Developers from the New York Times have released some open source software meant for displaying and managing large digital content collections, and doing so client-side, in the browser with JS.
Developed for journalism, this has some obvious potential relevance to the business of libraries too, right? Large collections (increasingly digital), that’s what we’re all about, ain’t it?
Today we’re open-sourcing two internal projects from The Times:
- PourOver.js, a library for fast filtering, sorting, updating and viewing large (100k+ item) categorical datasets in the browser, and
- Tamper, a companion protocol for compressing categorical data on the server and decompressing in your browser. We’ve achieved a 3–5x compression advantage over gzipped JSON in several real-world applications.
…Collections are important to developers, especially news developers. We are handed hundreds of user submitted snapshots, thousands of archive items, or millions of medical records. Filtering, faceting, paging, and sorting through these sets are the shortest paths to interactivity, direct routes to experiences which would have been time-consuming, dull or impossible with paper, shelves, indices, and appendices….
…The genesis of PourOver is found in the 2012 London Olympics. Editors wanted a fast, online way to manage the half a million photos we would be collecting from staff photographers, freelancers, and wire services. Editing just hundreds of photos can be difficult with the mostly-unimproved, offline solutions standard in most newsrooms. Editing hundreds of thousands of photos in real-time is almost impossible.
Yep, those sorts of tasks sound like things libraries are involved in, or would like to be involved in, right?
The actual JS does some neat things with figuring out how to incrementally and just-in-time send delta’s of data, etc., and some good UI tools. Look at the page for more.
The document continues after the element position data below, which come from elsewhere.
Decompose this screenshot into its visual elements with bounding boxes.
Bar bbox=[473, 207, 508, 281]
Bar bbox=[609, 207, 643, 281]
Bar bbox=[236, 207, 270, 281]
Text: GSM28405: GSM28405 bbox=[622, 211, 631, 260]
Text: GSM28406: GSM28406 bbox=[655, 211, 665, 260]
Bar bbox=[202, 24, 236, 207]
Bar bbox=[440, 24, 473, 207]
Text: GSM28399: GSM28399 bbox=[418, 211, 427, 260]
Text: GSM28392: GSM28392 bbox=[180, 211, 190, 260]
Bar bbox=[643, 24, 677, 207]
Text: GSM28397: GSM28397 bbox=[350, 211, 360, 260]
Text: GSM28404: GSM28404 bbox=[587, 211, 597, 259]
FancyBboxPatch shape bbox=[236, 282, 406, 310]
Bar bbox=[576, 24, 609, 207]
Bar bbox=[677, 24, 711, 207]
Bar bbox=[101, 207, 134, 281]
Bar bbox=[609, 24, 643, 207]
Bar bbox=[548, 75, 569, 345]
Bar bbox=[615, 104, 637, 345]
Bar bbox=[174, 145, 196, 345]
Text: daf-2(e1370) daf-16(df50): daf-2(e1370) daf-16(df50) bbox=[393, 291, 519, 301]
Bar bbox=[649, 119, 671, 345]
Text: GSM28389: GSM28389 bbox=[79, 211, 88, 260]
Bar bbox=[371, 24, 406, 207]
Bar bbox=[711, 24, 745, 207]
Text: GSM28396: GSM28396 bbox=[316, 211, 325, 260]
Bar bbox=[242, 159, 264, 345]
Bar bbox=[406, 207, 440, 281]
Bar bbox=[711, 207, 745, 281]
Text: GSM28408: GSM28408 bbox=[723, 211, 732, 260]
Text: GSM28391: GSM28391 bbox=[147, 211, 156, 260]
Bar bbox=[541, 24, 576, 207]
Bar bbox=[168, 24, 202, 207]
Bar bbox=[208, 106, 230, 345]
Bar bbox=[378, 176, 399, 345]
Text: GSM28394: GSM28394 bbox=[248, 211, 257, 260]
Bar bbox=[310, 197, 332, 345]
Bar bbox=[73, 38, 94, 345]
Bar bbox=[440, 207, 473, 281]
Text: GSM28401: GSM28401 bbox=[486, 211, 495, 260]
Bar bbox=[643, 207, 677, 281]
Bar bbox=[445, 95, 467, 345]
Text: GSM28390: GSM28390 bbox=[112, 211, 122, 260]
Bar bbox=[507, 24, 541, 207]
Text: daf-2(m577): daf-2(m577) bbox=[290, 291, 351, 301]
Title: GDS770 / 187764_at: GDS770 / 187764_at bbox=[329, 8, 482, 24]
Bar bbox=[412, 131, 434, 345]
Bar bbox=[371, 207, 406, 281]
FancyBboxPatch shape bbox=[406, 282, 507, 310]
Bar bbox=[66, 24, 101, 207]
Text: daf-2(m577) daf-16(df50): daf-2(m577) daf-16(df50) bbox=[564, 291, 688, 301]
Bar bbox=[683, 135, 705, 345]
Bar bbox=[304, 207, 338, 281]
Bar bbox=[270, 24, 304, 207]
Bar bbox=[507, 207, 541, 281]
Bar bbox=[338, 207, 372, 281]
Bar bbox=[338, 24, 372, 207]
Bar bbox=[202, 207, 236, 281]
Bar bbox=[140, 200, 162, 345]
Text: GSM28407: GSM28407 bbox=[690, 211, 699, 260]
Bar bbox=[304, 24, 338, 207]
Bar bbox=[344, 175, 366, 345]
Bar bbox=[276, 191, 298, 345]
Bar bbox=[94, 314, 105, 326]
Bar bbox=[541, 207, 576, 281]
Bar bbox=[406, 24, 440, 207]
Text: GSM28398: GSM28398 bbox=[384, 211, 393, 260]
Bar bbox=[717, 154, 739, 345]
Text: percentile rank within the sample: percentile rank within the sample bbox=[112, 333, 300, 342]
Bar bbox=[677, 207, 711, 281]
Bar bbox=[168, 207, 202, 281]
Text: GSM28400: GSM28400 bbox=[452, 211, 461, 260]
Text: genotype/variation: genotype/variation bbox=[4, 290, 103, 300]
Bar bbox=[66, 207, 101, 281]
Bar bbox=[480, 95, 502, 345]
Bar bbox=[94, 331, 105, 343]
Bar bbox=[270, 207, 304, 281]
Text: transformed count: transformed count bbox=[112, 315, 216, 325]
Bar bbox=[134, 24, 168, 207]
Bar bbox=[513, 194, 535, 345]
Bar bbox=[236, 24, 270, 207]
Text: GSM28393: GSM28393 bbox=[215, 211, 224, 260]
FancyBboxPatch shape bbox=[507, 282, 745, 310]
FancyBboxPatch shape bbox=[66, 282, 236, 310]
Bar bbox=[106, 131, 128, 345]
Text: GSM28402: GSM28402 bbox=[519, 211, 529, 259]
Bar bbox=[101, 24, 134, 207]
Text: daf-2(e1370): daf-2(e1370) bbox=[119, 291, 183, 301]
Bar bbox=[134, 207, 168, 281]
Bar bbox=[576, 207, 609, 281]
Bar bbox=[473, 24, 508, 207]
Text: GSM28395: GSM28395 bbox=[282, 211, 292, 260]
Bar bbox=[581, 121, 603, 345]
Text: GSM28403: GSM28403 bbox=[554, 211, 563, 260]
I am increasingly interested in what ‘digital journalism’ is up to these days. They are an enterprise with some similarities to libraries, in that they are an information-focused business which is having to deal with a lot of internet-era ‘disruption’. Journalistic enterprises are generally for-profit (unlike most of the libraries we work in), but still with a certain public service ethos. And some of the technical problems they deal with overlap heavily with our area of focus.
It may be that the grass is always greener, but I think the journalism industry is rising to the challenges somewhat better than ours is, or at any rate is putting more resources into technical innovation. When was the last time something that probably took as many developer-hours as this stuff, and is of potential interest outside the specific industry, came out of libraries?